At some point, I noticed the sound of rushing water. Out of the corner of my eye – the mud was my whole world at this point – I saw bright, churning white through green ferns and rough, rusty bark. Exhausted, I gave up, letting my butt squish into the ground and started crying. I thought about hurling some pro-level bad words at my dad, but my grumbling “holy smokes” was a boundary pusher at that age. As for the grown-ups, “what the Hell!?” wasn’t entirely unheard of, at least coming from my dad, and more frequently, from my mom. But me? I’d get killed.
But as I sat there, I thought, Today’s a good day to die. In my very first “hold my juice box, watch this” moment I screamed, “DAAAAAAD! WHAT THE F* ARE WE DOING HERE? I WANNA TO GO HOME!”
He turned around, a lopsided grin on his face. There I was, sinking butt-first into the mud, one bootless foot in the air with the other stuck somewhere underneath me. My (way too big) yellow fisherman’s hat sat low on my head, and I had to crane my neck to see him, even at that distance. I know my pigtails were dirty, because later that day I couldn’t pull off my elastic bands because they were so caked with dirt.
I was pissed. And ashamed that I couldn’t keep up. I felt awful that I’d let him down, and angry that he’d done the same to me. And I was more than a little terrified for dropping my first-ever F-bomb.
He waved off the other grownups and headed my way. I’m sure I was wide-eyed as he approached. Swats were still pretty mainstream back in the ’70s, and I’d earned more than my share already. But he just bent over and dug me out, fished my boots from the mud, and set me on his shoulders. He took a few steps up the trail, and then stopped.
“What’s that over there?” he asked, nodding toward the rushing creek. I pushed back my hat so it hung by the chin strap. I squinted. Boulders? No, wait. Boulders don’t move, and they’re not fuzzy.
Bears. Black bears, and brown bears. Bears of all sizes. I gasped. “Daddy? What do we do?
He’d already told me what to do if I ever encountered a bear. Make noise, don’t make eye contact, get out of its way, and quickly walk in the other direction. But Dad kept moving forward, and soon we were on a large cedar deck.
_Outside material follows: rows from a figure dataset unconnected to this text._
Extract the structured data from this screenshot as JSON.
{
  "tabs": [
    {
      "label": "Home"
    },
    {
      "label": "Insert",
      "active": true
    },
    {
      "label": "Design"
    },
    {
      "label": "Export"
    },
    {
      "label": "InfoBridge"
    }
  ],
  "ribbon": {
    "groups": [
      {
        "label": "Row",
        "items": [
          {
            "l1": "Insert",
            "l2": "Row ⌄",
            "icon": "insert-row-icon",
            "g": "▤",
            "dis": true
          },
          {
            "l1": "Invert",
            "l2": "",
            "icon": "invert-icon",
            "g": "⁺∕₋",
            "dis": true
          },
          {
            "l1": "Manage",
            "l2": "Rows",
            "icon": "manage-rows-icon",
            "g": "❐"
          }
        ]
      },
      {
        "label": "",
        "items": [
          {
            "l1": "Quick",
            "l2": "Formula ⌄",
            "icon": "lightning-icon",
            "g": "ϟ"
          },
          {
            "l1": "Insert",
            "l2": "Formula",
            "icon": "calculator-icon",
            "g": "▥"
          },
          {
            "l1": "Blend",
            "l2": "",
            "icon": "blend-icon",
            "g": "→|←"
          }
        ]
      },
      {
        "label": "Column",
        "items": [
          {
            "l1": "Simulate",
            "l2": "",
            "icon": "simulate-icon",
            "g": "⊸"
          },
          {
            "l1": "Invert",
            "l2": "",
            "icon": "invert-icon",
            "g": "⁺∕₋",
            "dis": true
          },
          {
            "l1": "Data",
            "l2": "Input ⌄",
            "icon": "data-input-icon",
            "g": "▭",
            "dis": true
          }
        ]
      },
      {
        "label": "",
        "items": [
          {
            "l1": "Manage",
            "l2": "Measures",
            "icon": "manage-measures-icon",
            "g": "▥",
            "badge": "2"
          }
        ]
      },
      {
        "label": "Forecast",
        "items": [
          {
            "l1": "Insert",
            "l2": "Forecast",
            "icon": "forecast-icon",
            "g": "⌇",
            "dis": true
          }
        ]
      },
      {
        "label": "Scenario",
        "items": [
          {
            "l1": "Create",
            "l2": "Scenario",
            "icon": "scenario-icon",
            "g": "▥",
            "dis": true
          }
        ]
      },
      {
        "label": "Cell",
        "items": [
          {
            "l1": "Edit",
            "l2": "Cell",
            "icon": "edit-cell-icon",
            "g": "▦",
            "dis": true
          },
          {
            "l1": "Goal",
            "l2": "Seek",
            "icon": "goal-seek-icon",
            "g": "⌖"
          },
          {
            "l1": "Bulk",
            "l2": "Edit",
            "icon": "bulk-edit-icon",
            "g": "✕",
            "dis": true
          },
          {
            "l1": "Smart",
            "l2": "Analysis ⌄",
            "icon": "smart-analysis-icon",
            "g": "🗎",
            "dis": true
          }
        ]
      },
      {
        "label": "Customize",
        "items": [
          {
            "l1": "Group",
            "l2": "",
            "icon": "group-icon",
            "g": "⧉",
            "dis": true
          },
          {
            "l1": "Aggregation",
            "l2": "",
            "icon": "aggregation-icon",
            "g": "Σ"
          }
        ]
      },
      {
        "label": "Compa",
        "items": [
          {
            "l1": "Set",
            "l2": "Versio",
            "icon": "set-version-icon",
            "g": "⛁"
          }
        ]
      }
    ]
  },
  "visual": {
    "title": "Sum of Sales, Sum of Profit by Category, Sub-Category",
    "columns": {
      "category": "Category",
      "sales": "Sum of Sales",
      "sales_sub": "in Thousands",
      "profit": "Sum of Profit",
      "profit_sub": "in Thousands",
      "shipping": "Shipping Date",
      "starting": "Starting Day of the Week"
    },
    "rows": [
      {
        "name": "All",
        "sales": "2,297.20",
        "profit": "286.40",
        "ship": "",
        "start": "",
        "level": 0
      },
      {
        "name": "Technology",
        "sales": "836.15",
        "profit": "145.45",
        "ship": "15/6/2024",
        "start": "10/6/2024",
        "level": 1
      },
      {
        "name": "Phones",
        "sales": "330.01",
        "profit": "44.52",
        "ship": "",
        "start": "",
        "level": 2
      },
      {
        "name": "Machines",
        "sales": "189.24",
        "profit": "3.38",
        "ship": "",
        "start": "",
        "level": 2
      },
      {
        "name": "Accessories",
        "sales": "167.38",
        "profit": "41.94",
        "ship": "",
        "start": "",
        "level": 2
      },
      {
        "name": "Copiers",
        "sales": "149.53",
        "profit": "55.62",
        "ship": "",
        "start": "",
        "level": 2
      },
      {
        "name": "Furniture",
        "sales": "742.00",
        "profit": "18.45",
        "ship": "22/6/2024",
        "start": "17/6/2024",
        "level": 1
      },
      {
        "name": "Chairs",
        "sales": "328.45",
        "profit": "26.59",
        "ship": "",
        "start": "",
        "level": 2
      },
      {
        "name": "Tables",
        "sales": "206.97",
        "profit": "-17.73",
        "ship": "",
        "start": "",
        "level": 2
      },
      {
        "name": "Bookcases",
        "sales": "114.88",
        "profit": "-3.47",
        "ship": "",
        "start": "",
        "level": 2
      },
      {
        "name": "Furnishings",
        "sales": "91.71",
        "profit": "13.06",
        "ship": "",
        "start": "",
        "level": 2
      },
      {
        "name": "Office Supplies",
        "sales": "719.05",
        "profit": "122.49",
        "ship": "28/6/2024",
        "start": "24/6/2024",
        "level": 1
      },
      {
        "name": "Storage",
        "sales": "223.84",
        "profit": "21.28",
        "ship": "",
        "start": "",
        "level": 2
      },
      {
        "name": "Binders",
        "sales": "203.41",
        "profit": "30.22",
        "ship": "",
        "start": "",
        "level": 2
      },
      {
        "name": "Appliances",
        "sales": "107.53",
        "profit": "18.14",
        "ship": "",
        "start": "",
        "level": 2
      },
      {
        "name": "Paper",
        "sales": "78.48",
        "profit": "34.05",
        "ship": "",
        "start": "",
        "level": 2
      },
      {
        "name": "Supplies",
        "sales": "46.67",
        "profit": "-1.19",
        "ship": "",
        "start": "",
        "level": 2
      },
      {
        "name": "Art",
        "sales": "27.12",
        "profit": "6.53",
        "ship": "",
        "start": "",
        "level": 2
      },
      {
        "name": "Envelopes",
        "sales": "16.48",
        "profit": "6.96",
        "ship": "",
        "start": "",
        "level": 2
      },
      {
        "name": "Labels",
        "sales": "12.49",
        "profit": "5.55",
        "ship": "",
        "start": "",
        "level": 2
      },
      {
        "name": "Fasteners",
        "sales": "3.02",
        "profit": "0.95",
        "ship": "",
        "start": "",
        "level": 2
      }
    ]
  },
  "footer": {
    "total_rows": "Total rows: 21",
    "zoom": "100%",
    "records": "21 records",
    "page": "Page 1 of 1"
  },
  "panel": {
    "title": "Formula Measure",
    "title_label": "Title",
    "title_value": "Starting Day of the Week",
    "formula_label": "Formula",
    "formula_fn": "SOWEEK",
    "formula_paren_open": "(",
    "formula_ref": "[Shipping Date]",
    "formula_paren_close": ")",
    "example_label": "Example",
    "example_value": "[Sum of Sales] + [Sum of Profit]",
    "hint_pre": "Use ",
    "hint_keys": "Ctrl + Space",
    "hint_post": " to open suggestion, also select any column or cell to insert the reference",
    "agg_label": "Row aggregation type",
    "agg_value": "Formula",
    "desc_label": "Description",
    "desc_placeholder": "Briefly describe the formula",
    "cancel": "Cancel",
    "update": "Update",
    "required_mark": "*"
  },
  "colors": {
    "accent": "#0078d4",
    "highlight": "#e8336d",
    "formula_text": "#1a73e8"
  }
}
He didn’t set me down, but he walked us up to the railing.
“They don’t care about us,” he explained. “They don’t come onto this side of the creek, and when they do, they’re worried about catching salmon. Not us. This is a safe place.”
I was spellbound. I wasn’t angry or scared anymore; I’d forgotten about the five-year-old-me’s version of a Great War death march. After a few minutes watching bears scooping up and juggling silvery, slippery pink salmon, I began to feel a sense of having earned something special.
To this day, I don’t remember the hike back to the shore.
For years afterward, I’d pile on the drama and tease Dad about how he forced me to slog the half mile to Anan Creek. He wasn’t neglectful or mean; he just underestimated where other people draw the line between “kill me now” and “I’ve got this.”
But really? That was my most important adventure. I try to remember that day whenever I jump into anything new: jobs, relationships, my first time eating some kind of weird cultural food. I’m fortunate I have that lesson when I feel I need to measure the payoff against the effort.
You don’t know if those 300 stairs will lead you to a crappy egg-salad sandwich picnic next to a big, ugly piece of boring, or if a half-hour tromping through 18 inches of mud will lead you to the coolest thing you’ve seen before or since.